Diante da controvérsia sobre a frequência com a qual o corretor permanecia na empresa, foi determinada a expedição de ofício à operadora do telefone do autor da ação solicitando o mapeamento ERB referente ao seu aparelho celular, para obter os registros dos locais percorridos por ele no período em que prestou serviços para a MRV.


A juíza Ana Cláudia Ferreira de Lima, analisando as informações apresentadas pela operadora, verificou que o reclamante não trabalhava com jornada fixa e sem folga semanal, uma vez que em vários dias, durante o horário em que alegou estar trabalhando, na verdade estava em locais distantes do endereço da empresa, inclusive em outras cidades.

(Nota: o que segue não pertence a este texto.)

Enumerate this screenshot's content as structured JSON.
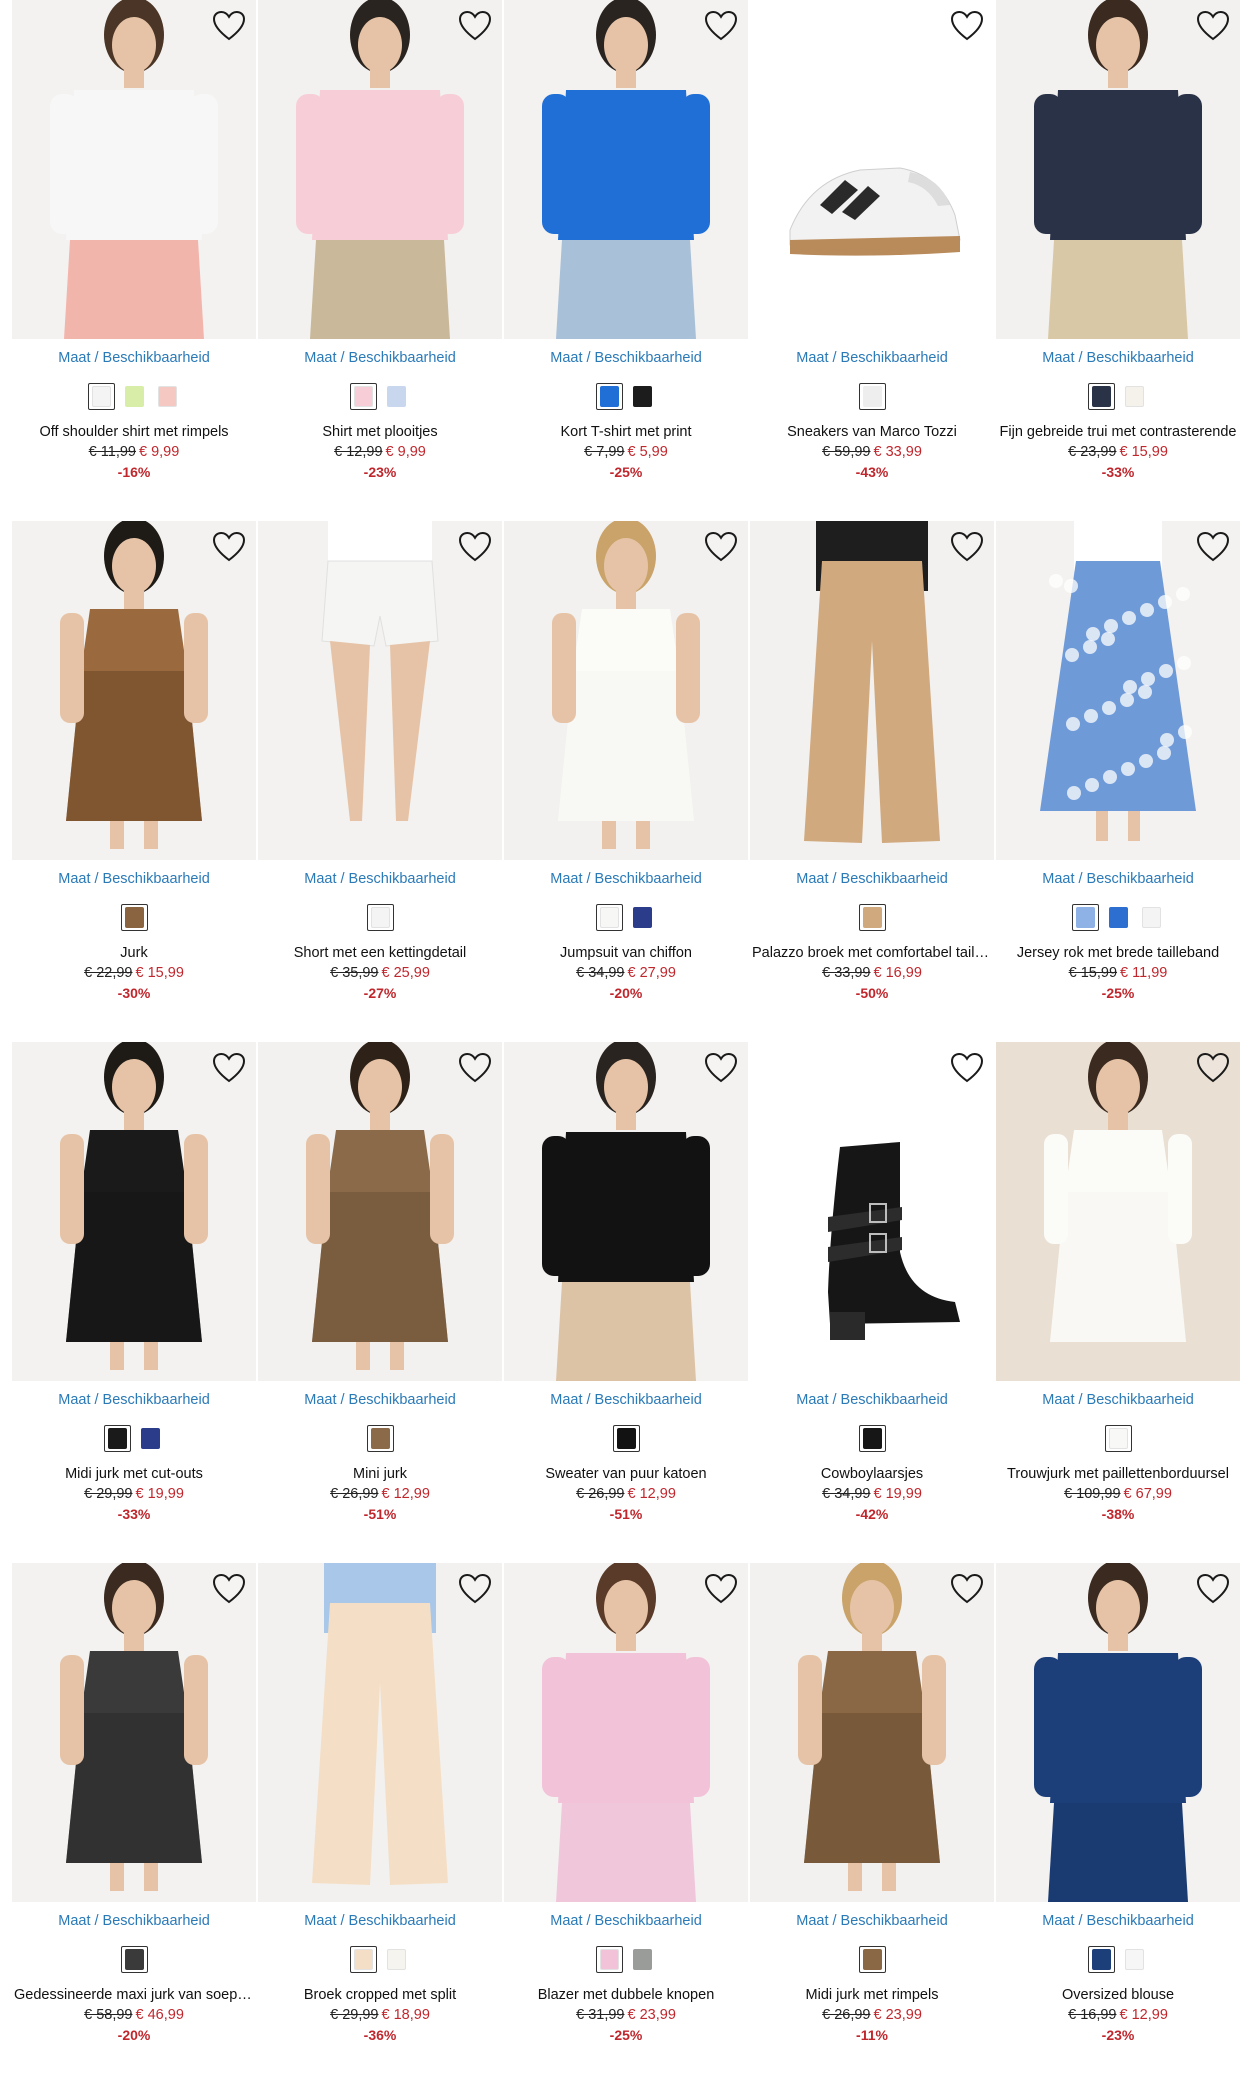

A magistrada também argumentou que em dias e horários distintos, nos quais as chamadas recebidas e/ou efetuadas pelo corretor foram feitas a partir das antenas ERBs na cidade de Bauru, em sua maioria os endereços não coincidiam com o da empresa, onde o autor alegou que ficava todos os dias.


Em face de todo o contexto probatório, especialmente a prova digital produzida, a magistrada concluiu pela ausência dos elementos caracterizadores da relação de emprego, tais como a pessoalidade e a habitualidade.


Ela também entendeu que o autor alterou a verdade dos fatos, utilizando-se do processo para objetivo ilegal, e o condenou por litigância de má-fé ao pagamento de multa fixada em 5% sobre o valor atualizado da causa. A empresa foi representada pelo escritório Andrade, Antunes e Henriques Advocacia e Consultoria.